Training, Nuturing Gen Y Takes Custom Approaches
When the oldest members of Generation Y, born roughly in the 1980s, began graduating from college, a collective groan was heard on investment desks throughout Wall Street.
Gen Y is the stereotypical tag attached to the rookie investment bankers that comprise the current pool of new hire candidates. Many bankers have claimed that Gen Y-ers have an excess sense of entitlement, are pampered, arrogant and lazy. They want to do work on their terms and receive a constant stream of feedback.
This type of judgement can be viral – stated once and then repeated many times throughout the business. An opinion, even one based on the briefest experience, can become fact through sheer repetition. An entire generation of analysts surely cannot be labeled with one broad brush stroke.

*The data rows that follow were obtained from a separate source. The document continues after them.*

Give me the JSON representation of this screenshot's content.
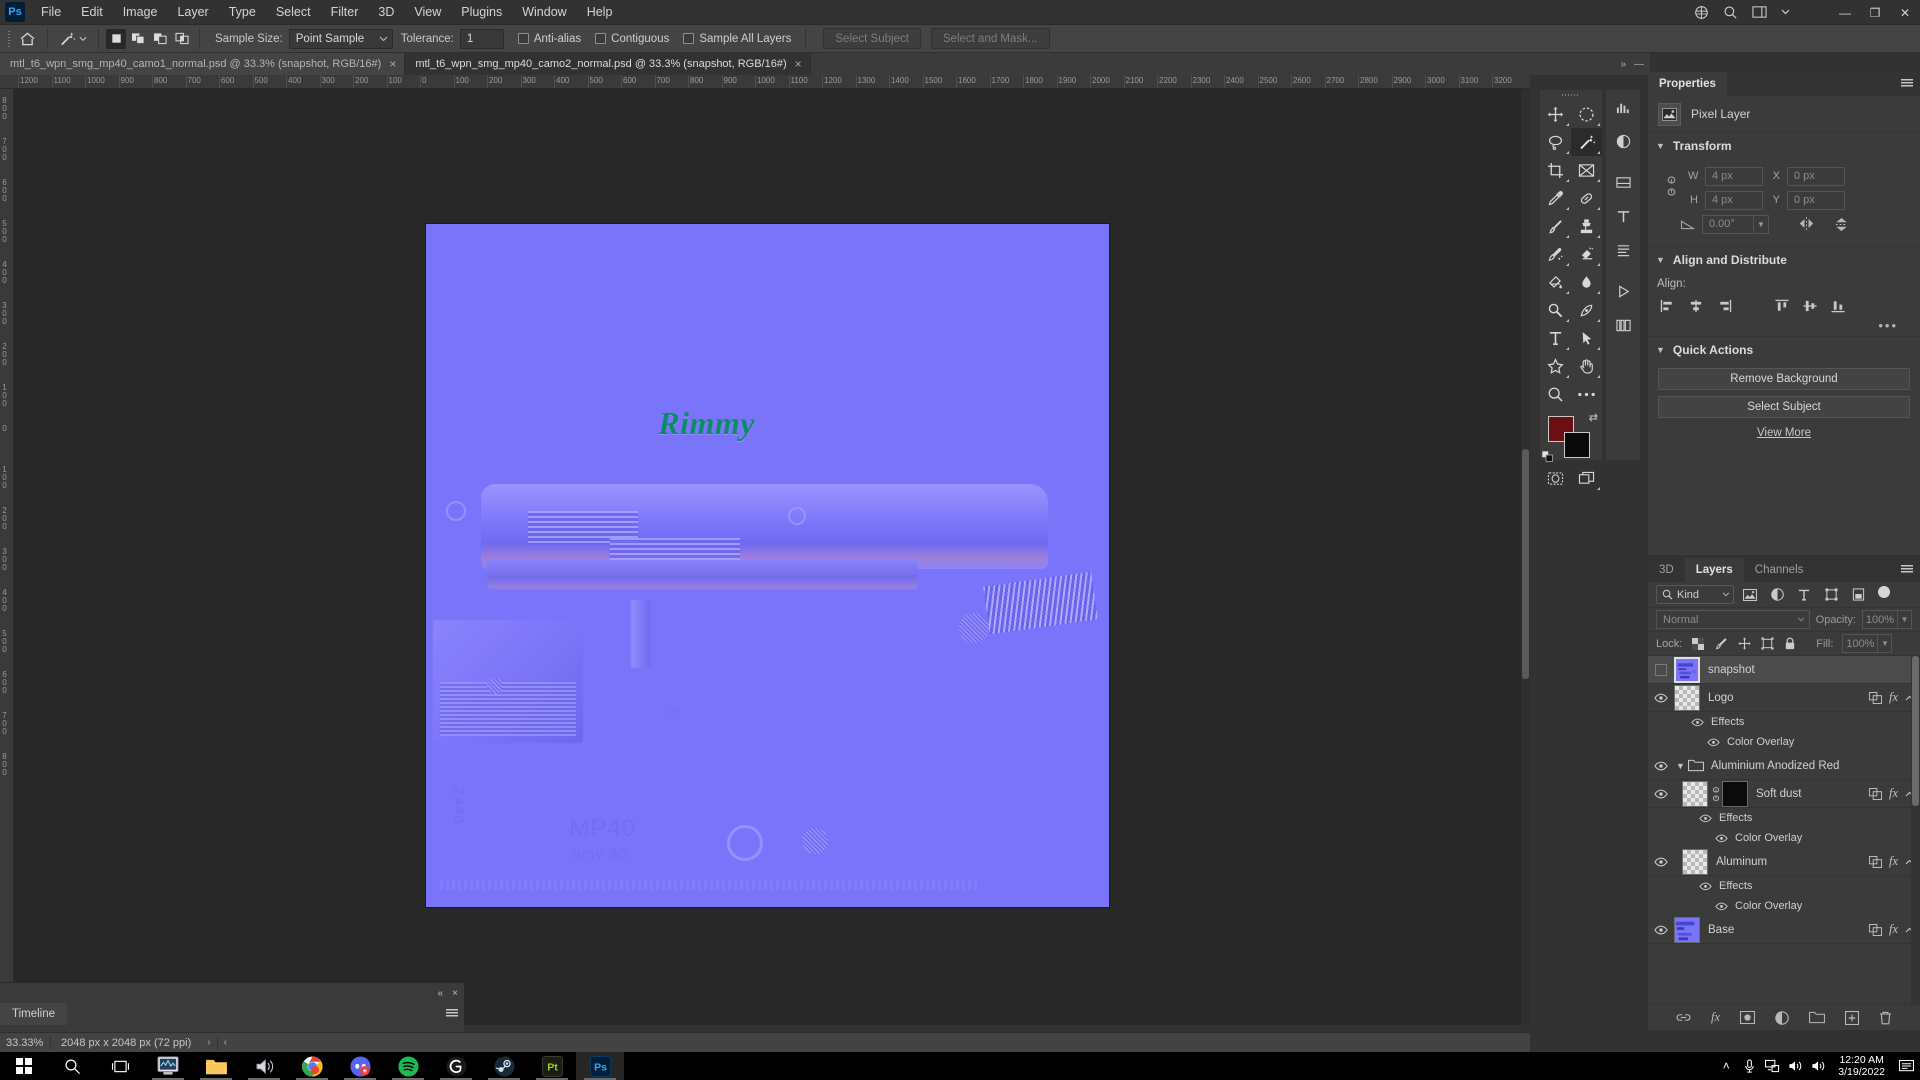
{
  "app": {
    "name": "Adobe Photoshop",
    "logo_text": "Ps"
  },
  "menubar": {
    "items": [
      "File",
      "Edit",
      "Image",
      "Layer",
      "Type",
      "Select",
      "Filter",
      "3D",
      "View",
      "Plugins",
      "Window",
      "Help"
    ],
    "window_controls": {
      "minimize": "—",
      "maximize": "❐",
      "close": "✕"
    },
    "right_icons": [
      "share-icon",
      "search-icon",
      "workspace-icon",
      "chevron-down-icon"
    ]
  },
  "options_bar": {
    "home_icon": "home-icon",
    "tool_icon": "magic-wand-icon",
    "selection_modes": [
      "new-selection",
      "add-to-selection",
      "subtract-from-selection",
      "intersect-with-selection"
    ],
    "sample_size_label": "Sample Size:",
    "sample_size_value": "Point Sample",
    "tolerance_label": "Tolerance:",
    "tolerance_value": "1",
    "anti_alias_label": "Anti-alias",
    "anti_alias_checked": false,
    "contiguous_label": "Contiguous",
    "contiguous_checked": false,
    "sample_all_layers_label": "Sample All Layers",
    "sample_all_layers_checked": false,
    "select_subject_label": "Select Subject",
    "select_and_mask_label": "Select and Mask..."
  },
  "tabs": [
    {
      "title": "mtl_t6_wpn_smg_mp40_camo1_normal.psd @ 33.3% (snapshot, RGB/16#)",
      "active": false,
      "close": "×"
    },
    {
      "title": "mtl_t6_wpn_smg_mp40_camo2_normal.psd @ 33.3% (snapshot, RGB/16#)",
      "active": true,
      "close": "×"
    }
  ],
  "rulers": {
    "horizontal": [
      "1200",
      "1100",
      "1000",
      "900",
      "800",
      "700",
      "600",
      "500",
      "400",
      "300",
      "200",
      "100",
      "0",
      "100",
      "200",
      "300",
      "400",
      "500",
      "600",
      "700",
      "800",
      "900",
      "1000",
      "1100",
      "1200",
      "1300",
      "1400",
      "1500",
      "1600",
      "1700",
      "1800",
      "1900",
      "2000",
      "2100",
      "2200",
      "2300",
      "2400",
      "2500",
      "2600",
      "2700",
      "2800",
      "2900",
      "3000",
      "3100",
      "3200"
    ],
    "vertical": [
      "800",
      "700",
      "600",
      "500",
      "400",
      "300",
      "200",
      "100",
      "0",
      "100",
      "200",
      "300",
      "400",
      "500",
      "600",
      "700",
      "800"
    ]
  },
  "canvas": {
    "document_logo_text": "Rimmy",
    "texture_labels": [
      "MP40",
      "amv 80",
      "2440",
      "286"
    ],
    "base_color": "#7b72ff",
    "logo_color": "#0d8a6a"
  },
  "properties_panel": {
    "tab_label": "Properties",
    "layer_type": "Pixel Layer",
    "layer_type_icon": "pixel-layer-icon",
    "transform": {
      "title": "Transform",
      "w_label": "W",
      "w_value": "4 px",
      "h_label": "H",
      "h_value": "4 px",
      "x_label": "X",
      "x_value": "0 px",
      "y_label": "Y",
      "y_value": "0 px",
      "angle_value": "0.00°",
      "link_icon": "link-icon",
      "flip_horizontal_icon": "flip-horizontal-icon",
      "flip_vertical_icon": "flip-vertical-icon"
    },
    "align": {
      "title": "Align and Distribute",
      "label": "Align:",
      "buttons": [
        "align-left-edges",
        "align-horizontal-centers",
        "align-right-edges",
        "align-top-edges",
        "align-vertical-centers",
        "align-bottom-edges"
      ],
      "more": "•••"
    },
    "quick_actions": {
      "title": "Quick Actions",
      "remove_background": "Remove Background",
      "select_subject": "Select Subject",
      "view_more": "View More"
    }
  },
  "layers_panel": {
    "tabs": [
      {
        "label": "3D",
        "active": false
      },
      {
        "label": "Layers",
        "active": true
      },
      {
        "label": "Channels",
        "active": false
      }
    ],
    "filter": {
      "kind_label": "Kind",
      "search_icon": "search-icon",
      "filter_icons": [
        "pixel-filter-icon",
        "adjustment-filter-icon",
        "type-filter-icon",
        "shape-filter-icon",
        "smart-object-filter-icon"
      ],
      "toggle_icon": "filter-toggle-switch"
    },
    "blend": {
      "mode": "Normal",
      "opacity_label": "Opacity:",
      "opacity_value": "100%"
    },
    "lock": {
      "label": "Lock:",
      "icons": [
        "lock-transparent-pixels-icon",
        "lock-image-pixels-icon",
        "lock-position-icon",
        "lock-artboard-nesting-icon",
        "lock-all-icon"
      ],
      "fill_label": "Fill:",
      "fill_value": "100%"
    },
    "layers": [
      {
        "name": "snapshot",
        "visible": false,
        "selected": true,
        "thumb": "snapshot",
        "has_fx": false,
        "has_link": false,
        "indent": 0,
        "type": "layer"
      },
      {
        "name": "Logo",
        "visible": true,
        "selected": false,
        "thumb": "transparent",
        "has_fx": true,
        "has_link": true,
        "indent": 0,
        "type": "layer"
      },
      {
        "name": "Effects",
        "visible": true,
        "indent": 1,
        "type": "effects"
      },
      {
        "name": "Color Overlay",
        "visible": true,
        "indent": 2,
        "type": "effect"
      },
      {
        "name": "Aluminium Anodized Red",
        "visible": true,
        "indent": 0,
        "type": "group"
      },
      {
        "name": "Soft dust",
        "visible": true,
        "thumb": "masked",
        "has_fx": true,
        "has_link": true,
        "indent": 1,
        "type": "layer"
      },
      {
        "name": "Effects",
        "visible": true,
        "indent": 2,
        "type": "effects"
      },
      {
        "name": "Color Overlay",
        "visible": true,
        "indent": 3,
        "type": "effect"
      },
      {
        "name": "Aluminum",
        "visible": true,
        "thumb": "transparent",
        "has_fx": true,
        "has_link": true,
        "indent": 1,
        "type": "layer"
      },
      {
        "name": "Effects",
        "visible": true,
        "indent": 2,
        "type": "effects"
      },
      {
        "name": "Color Overlay",
        "visible": true,
        "indent": 3,
        "type": "effect"
      },
      {
        "name": "Base",
        "visible": true,
        "thumb": "base",
        "has_fx": true,
        "has_link": true,
        "indent": 1,
        "type": "layer"
      }
    ],
    "footer_icons": [
      "link-layers-icon",
      "add-layer-style-icon",
      "add-layer-mask-icon",
      "new-fill-adjustment-icon",
      "new-group-icon",
      "new-layer-icon",
      "delete-layer-icon"
    ]
  },
  "timeline_panel": {
    "tab_label": "Timeline",
    "collapse_icon": "«",
    "close_icon": "×",
    "menu_icon": "panel-menu-icon"
  },
  "status_bar": {
    "zoom": "33.33%",
    "doc_size": "2048 px x 2048 px (72 ppi)",
    "next_arrow": "›",
    "prev_arrow": "‹"
  },
  "toolbar": {
    "tools": [
      {
        "name": "move-tool",
        "active": false
      },
      {
        "name": "rectangular-marquee-tool",
        "active": false
      },
      {
        "name": "lasso-tool",
        "active": false
      },
      {
        "name": "magic-wand-tool",
        "active": true
      },
      {
        "name": "crop-tool",
        "active": false
      },
      {
        "name": "frame-tool",
        "active": false
      },
      {
        "name": "eyedropper-tool",
        "active": false
      },
      {
        "name": "spot-healing-brush-tool",
        "active": false
      },
      {
        "name": "brush-tool",
        "active": false
      },
      {
        "name": "clone-stamp-tool",
        "active": false
      },
      {
        "name": "history-brush-tool",
        "active": false
      },
      {
        "name": "eraser-tool",
        "active": false
      },
      {
        "name": "gradient-tool",
        "active": false
      },
      {
        "name": "blur-tool",
        "active": false
      },
      {
        "name": "dodge-tool",
        "active": false
      },
      {
        "name": "pen-tool",
        "active": false
      },
      {
        "name": "type-tool",
        "active": false
      },
      {
        "name": "path-selection-tool",
        "active": false
      },
      {
        "name": "custom-shape-tool",
        "active": false
      },
      {
        "name": "hand-tool",
        "active": false
      },
      {
        "name": "zoom-tool",
        "active": false
      },
      {
        "name": "edit-toolbar-tool",
        "active": false
      }
    ],
    "foreground_color": "#6b0f12",
    "background_color": "#0a0a0a",
    "quick_mask": "quick-mask-mode-icon",
    "screen_mode": "screen-mode-icon"
  },
  "dock_strip": {
    "icons": [
      "histogram-icon",
      "adjustments-icon",
      "color-icon",
      "character-icon",
      "paragraph-icon",
      "actions-icon",
      "libraries-icon"
    ]
  },
  "taskbar": {
    "items": [
      {
        "name": "start-button",
        "label": "Windows",
        "running": false
      },
      {
        "name": "search-button",
        "label": "Search",
        "running": false
      },
      {
        "name": "task-view-button",
        "label": "Task View",
        "running": false
      },
      {
        "name": "task-manager-app",
        "label": "Task Manager",
        "running": true
      },
      {
        "name": "file-explorer-app",
        "label": "File Explorer",
        "running": true
      },
      {
        "name": "volume-mixer-app",
        "label": "Volume",
        "running": true
      },
      {
        "name": "chrome-app",
        "label": "Google Chrome",
        "running": true
      },
      {
        "name": "discord-app",
        "label": "Discord",
        "running": true
      },
      {
        "name": "spotify-app",
        "label": "Spotify",
        "running": true
      },
      {
        "name": "logitech-g-app",
        "label": "Logitech G HUB",
        "running": true
      },
      {
        "name": "steam-app",
        "label": "Steam",
        "running": true
      },
      {
        "name": "substance-painter-app",
        "label": "Pt",
        "running": true
      },
      {
        "name": "photoshop-app",
        "label": "Ps",
        "running": true,
        "active": true
      }
    ],
    "tray": {
      "expand_icon": "˄",
      "icons": [
        "microphone-icon",
        "network-icon",
        "volume-icon",
        "volume-2-icon"
      ],
      "time": "12:20 AM",
      "date": "3/19/2022",
      "notification_icon": "notification-center-icon"
    }
  }
}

I have come to appreciate that it’s not so much that there is an authority or respect issue, but an approach issue. Senior bankers are used to analysts being in the engine room not wanting or pushing for an invite at the captain’s table. Gen Y is keen to take on responsibility, to be involved and to have a say that is heard. They believe they are good enough to take on the task. I am keen to encourage such behavior as it sends the analysts up the learning curve quicker. However, this sometimes overly enthusiastic approach can cause a head-on clash of cultures or generations.
Continuous feedback. Gen Y professionals thrive on constructive criticism and positive reinforcement and some level of continued feedback can help motivate and engage these analysts.
Gen Y must pick its battles. They should not question every little decision or process but question only when appropriate. The established bankers must be given time to transition into dealing and managing this generation. Some banks will train their new staff on how to transition into work. We need to focus on getting analysts to think about the impact of their actions, their co-workers and the banks they work for.